Saturday, December 1, 2012

Daily December 1

In December I try to blog every day.  I hope you will stop by for my Daily Decembers.  There is no rhyme or reason to them.  Just whatever comes to mind--some Christmas stuff, some not, some recipes, some pictures, some thoughts.  Please stop by and have a wonderful December!

So we went on a long trip for Thanksgiving.  Lots of time in the car.  Interesting conversations happen when you sit for hours on end.  Ben was reading out loud to the kids Shannon Hale's new book Princess Academy:  Palace of Stone.  It was a good book.  It had some pretty powerful themes about politics and the right kind of government.  It was interesting to ask the kids their thoughts.  "When is a government bad enough to revolt against it?"  "When you go to war is it worth all the people that will die?"  "What price is worth freedom?  And if a government changes, who is to say it will really change into what you wanted?  What if it gets worse or doesn't really change at all?"  (i.e. the French Revolution) Some pretty deep themes there.  I don't think my seven year old got them, but the older girls did.  One conversation really caught my attention as I was driving and Ben was reading.  He read something about 'racism,' and Miss E, my 10 year old, stopped her dad and asked, "Dad, what is racism?"

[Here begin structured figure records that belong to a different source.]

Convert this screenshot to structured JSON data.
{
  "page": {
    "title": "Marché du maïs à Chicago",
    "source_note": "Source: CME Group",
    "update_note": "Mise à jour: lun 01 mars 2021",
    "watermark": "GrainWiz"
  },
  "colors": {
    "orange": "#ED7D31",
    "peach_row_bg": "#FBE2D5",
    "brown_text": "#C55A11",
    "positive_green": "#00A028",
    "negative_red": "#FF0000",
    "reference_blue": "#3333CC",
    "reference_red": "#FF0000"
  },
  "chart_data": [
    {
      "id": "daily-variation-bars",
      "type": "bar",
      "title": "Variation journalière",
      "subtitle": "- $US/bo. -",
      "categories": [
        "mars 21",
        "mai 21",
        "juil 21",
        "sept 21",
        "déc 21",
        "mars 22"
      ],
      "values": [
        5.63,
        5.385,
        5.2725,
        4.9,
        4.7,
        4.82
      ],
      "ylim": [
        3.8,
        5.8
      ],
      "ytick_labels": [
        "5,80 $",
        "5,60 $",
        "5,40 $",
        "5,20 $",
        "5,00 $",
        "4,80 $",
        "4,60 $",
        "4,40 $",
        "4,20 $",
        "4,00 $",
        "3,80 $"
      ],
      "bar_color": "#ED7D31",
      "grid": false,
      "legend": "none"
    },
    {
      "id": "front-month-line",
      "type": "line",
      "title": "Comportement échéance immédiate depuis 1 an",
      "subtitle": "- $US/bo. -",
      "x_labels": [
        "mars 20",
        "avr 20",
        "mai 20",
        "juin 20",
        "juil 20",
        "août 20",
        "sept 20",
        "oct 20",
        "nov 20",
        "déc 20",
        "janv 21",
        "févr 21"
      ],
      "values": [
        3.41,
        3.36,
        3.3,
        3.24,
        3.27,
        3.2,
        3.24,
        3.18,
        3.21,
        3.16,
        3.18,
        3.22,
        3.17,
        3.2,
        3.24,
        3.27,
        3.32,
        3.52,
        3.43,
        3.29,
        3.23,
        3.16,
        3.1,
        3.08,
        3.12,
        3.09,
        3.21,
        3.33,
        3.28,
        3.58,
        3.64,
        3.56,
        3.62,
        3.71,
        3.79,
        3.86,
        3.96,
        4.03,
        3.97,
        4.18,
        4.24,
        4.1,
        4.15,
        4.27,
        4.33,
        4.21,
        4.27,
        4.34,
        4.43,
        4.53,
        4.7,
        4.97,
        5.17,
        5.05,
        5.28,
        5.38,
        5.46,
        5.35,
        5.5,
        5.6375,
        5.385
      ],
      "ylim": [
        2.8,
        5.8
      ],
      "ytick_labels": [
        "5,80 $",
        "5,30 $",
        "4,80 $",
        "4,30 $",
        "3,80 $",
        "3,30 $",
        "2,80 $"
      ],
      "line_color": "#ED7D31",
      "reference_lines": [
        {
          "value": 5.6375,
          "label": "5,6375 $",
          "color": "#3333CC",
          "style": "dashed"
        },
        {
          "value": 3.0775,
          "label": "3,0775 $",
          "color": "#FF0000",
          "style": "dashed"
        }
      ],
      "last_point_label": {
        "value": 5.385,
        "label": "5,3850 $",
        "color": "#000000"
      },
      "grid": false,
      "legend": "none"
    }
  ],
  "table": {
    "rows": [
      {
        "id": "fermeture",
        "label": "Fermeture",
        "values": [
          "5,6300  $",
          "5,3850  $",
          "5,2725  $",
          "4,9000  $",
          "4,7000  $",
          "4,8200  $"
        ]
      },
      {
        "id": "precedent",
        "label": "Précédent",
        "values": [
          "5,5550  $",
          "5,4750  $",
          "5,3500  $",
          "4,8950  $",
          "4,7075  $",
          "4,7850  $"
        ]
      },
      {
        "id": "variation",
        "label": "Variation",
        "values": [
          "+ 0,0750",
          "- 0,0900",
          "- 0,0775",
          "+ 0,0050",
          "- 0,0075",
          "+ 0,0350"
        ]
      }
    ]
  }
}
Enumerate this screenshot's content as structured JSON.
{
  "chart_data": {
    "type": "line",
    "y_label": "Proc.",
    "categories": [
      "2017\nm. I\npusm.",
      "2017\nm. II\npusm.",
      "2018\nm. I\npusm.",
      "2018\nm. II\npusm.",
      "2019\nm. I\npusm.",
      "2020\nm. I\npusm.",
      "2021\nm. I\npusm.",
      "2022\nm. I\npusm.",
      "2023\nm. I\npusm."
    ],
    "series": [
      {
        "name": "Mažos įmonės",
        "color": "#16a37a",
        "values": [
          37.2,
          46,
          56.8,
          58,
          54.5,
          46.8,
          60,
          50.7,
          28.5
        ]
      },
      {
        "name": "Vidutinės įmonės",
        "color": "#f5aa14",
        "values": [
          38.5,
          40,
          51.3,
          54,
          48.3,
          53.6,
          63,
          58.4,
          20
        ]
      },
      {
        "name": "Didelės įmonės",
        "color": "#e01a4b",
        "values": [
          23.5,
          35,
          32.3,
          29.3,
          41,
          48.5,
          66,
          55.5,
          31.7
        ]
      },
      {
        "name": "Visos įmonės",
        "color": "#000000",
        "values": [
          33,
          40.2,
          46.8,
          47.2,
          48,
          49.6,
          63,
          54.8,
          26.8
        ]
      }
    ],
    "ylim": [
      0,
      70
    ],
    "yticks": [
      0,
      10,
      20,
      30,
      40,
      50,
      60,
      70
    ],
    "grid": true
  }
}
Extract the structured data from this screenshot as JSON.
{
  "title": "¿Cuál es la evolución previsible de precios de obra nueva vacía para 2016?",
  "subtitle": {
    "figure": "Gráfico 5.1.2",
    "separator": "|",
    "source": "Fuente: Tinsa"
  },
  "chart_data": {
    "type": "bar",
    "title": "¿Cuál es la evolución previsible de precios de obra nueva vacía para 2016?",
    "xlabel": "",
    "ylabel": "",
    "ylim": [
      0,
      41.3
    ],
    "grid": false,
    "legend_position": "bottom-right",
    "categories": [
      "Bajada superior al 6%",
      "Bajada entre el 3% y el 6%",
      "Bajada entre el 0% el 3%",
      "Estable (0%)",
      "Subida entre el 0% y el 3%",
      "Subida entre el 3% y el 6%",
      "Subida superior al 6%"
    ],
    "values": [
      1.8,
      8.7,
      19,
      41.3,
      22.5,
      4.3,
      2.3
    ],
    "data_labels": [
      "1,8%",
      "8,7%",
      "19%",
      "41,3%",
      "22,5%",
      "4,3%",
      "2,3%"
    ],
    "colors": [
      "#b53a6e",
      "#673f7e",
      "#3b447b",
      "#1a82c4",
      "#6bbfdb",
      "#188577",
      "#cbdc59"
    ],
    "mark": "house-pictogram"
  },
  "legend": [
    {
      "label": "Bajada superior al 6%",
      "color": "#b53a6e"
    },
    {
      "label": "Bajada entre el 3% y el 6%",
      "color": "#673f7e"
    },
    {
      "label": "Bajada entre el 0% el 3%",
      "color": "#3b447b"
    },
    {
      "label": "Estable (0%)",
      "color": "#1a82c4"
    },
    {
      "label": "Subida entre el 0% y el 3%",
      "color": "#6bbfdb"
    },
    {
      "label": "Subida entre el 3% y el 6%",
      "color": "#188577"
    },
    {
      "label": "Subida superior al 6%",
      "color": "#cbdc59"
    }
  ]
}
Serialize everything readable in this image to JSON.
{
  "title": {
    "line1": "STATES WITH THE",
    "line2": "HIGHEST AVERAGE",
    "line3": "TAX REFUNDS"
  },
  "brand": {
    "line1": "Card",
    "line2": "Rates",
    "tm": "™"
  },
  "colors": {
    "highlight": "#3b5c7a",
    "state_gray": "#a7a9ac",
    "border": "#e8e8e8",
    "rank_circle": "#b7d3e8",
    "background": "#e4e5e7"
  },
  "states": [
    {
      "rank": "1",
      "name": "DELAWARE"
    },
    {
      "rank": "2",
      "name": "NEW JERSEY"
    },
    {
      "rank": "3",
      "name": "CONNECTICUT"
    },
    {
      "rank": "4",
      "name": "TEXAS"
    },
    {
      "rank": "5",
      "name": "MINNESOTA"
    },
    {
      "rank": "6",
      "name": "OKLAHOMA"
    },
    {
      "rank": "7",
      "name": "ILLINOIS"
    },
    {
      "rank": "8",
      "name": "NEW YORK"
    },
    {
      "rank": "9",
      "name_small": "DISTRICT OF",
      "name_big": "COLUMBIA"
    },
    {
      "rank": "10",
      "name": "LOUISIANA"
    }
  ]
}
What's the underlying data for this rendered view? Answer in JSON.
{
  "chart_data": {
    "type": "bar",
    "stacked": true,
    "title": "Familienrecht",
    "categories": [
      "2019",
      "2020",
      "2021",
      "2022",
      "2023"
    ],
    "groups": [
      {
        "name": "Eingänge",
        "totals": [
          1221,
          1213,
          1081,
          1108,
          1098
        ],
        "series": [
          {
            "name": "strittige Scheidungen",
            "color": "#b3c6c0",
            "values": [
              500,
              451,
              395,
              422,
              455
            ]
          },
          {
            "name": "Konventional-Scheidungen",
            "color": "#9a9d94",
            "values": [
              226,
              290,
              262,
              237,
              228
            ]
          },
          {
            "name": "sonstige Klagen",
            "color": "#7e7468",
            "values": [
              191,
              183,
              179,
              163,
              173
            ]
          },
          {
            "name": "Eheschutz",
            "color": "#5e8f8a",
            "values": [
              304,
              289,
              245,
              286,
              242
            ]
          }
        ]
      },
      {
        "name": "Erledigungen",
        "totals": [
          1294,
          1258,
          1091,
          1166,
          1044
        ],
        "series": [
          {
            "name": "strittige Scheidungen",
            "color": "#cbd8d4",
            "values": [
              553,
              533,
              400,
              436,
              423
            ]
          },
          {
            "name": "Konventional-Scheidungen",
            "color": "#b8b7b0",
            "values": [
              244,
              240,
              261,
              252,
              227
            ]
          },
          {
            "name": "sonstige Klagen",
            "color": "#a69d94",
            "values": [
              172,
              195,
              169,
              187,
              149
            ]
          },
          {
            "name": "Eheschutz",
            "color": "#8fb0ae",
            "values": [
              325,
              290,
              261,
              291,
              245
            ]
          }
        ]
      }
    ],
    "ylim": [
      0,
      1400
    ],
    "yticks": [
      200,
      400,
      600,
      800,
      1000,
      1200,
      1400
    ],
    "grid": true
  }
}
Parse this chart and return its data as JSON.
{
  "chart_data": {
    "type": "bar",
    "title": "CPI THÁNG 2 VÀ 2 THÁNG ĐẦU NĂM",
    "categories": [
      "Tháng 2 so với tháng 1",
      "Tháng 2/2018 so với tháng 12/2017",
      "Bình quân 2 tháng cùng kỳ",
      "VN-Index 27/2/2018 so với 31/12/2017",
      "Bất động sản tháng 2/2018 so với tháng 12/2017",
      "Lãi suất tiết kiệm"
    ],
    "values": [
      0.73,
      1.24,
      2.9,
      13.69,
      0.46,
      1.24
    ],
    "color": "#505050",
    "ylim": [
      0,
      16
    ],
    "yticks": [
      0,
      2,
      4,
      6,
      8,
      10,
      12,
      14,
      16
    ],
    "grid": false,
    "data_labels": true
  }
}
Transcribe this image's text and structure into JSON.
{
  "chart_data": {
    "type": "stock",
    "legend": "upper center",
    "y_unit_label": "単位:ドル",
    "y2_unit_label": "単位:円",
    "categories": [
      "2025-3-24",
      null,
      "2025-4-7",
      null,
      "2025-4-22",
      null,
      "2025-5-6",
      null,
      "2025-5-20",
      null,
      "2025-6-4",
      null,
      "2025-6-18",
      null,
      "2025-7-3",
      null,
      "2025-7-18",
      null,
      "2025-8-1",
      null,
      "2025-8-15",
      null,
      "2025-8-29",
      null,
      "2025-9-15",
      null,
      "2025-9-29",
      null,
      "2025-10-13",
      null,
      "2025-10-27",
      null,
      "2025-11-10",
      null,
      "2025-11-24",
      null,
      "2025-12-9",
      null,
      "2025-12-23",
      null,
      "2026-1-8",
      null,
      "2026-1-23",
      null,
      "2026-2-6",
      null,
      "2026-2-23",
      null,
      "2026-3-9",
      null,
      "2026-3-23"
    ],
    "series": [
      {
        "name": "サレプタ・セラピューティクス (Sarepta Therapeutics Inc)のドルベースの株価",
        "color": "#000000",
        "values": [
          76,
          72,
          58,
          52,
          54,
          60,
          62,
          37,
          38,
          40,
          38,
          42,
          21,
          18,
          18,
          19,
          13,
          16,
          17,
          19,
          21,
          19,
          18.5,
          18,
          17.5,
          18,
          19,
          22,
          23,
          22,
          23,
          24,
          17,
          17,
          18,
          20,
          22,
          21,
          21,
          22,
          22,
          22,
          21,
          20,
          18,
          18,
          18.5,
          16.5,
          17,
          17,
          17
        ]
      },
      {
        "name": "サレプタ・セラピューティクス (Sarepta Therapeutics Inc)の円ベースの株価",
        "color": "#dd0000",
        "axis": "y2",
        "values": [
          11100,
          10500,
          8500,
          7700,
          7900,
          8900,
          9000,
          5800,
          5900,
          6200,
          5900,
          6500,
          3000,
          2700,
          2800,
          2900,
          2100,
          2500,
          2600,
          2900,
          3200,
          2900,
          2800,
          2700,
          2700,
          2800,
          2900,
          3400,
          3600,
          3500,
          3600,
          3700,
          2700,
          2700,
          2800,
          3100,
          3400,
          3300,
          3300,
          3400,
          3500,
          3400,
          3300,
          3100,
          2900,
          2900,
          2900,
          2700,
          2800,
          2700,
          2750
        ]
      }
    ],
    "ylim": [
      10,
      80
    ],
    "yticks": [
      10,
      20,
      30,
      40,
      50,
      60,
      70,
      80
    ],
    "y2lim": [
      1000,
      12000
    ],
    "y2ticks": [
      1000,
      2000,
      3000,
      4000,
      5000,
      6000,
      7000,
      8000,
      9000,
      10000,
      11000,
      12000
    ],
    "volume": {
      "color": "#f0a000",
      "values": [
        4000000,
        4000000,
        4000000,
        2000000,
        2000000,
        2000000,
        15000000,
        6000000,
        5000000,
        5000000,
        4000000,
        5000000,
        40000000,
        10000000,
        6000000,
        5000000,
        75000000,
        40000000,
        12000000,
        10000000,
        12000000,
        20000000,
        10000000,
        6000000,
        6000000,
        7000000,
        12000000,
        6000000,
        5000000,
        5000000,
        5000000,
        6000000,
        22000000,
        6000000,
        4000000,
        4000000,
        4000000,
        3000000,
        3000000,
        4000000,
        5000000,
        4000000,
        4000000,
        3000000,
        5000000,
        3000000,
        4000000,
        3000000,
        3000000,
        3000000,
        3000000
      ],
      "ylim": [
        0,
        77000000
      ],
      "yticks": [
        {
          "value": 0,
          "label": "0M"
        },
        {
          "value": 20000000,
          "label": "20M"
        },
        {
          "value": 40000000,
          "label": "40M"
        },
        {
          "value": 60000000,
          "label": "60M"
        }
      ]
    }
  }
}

I was kind of surprised.  She didn't know what that was?  Was that a good thing or a bad?  I stopped to think, I know we have taught her, but am I a bad mother and missed something?  But then I was thinking, no, I constantly harp and teach and harp some more that it doesn't matter what our skin color is, how big or small we are, what our pant or shoe size is, where we live or what language we speak, it doesn't matter.  We are all children of God and should be treated as such.  And we have talked about history--WWII, the Civil War, Martin Luther King, and even a few weeks ago when I was doing a reading group in Miss E's class we read about  Harriet Tubman and her life.  Miss E was in my group and in the book it talked about how Harriet's life was not her own.  The white people didn't consider her a person.  She was their property, a slave.  Miss E said, "Huh?  How could they not know she was a person?"  and some of the other kids agreed.  The concept was so foreign to them because they knew it was so wrong.  I guess in all our discussions we just never put the name 'racism' to what we were discussing.  These things made me hopeful, especially as we start into a month that we focus more on our fellow brothers and sisters in this world and strive more for peace on earth.  It made me hopeful that maybe we are raising a generation or someday soon will have a generation that could never know what 'racism' is because they never see anyone as 'different.'  A person is a person, no matter now big or small, what color or shape--they are a person of worth no matter what.  Our Savior taught us that, and what a fitting way to honor Him as we come upon His birthday month than to hope for and work for a world where children have to ask 'what is racism?" because they live in a world where it doesn't exist.  I don't think we could ask for a better Christmas present than that.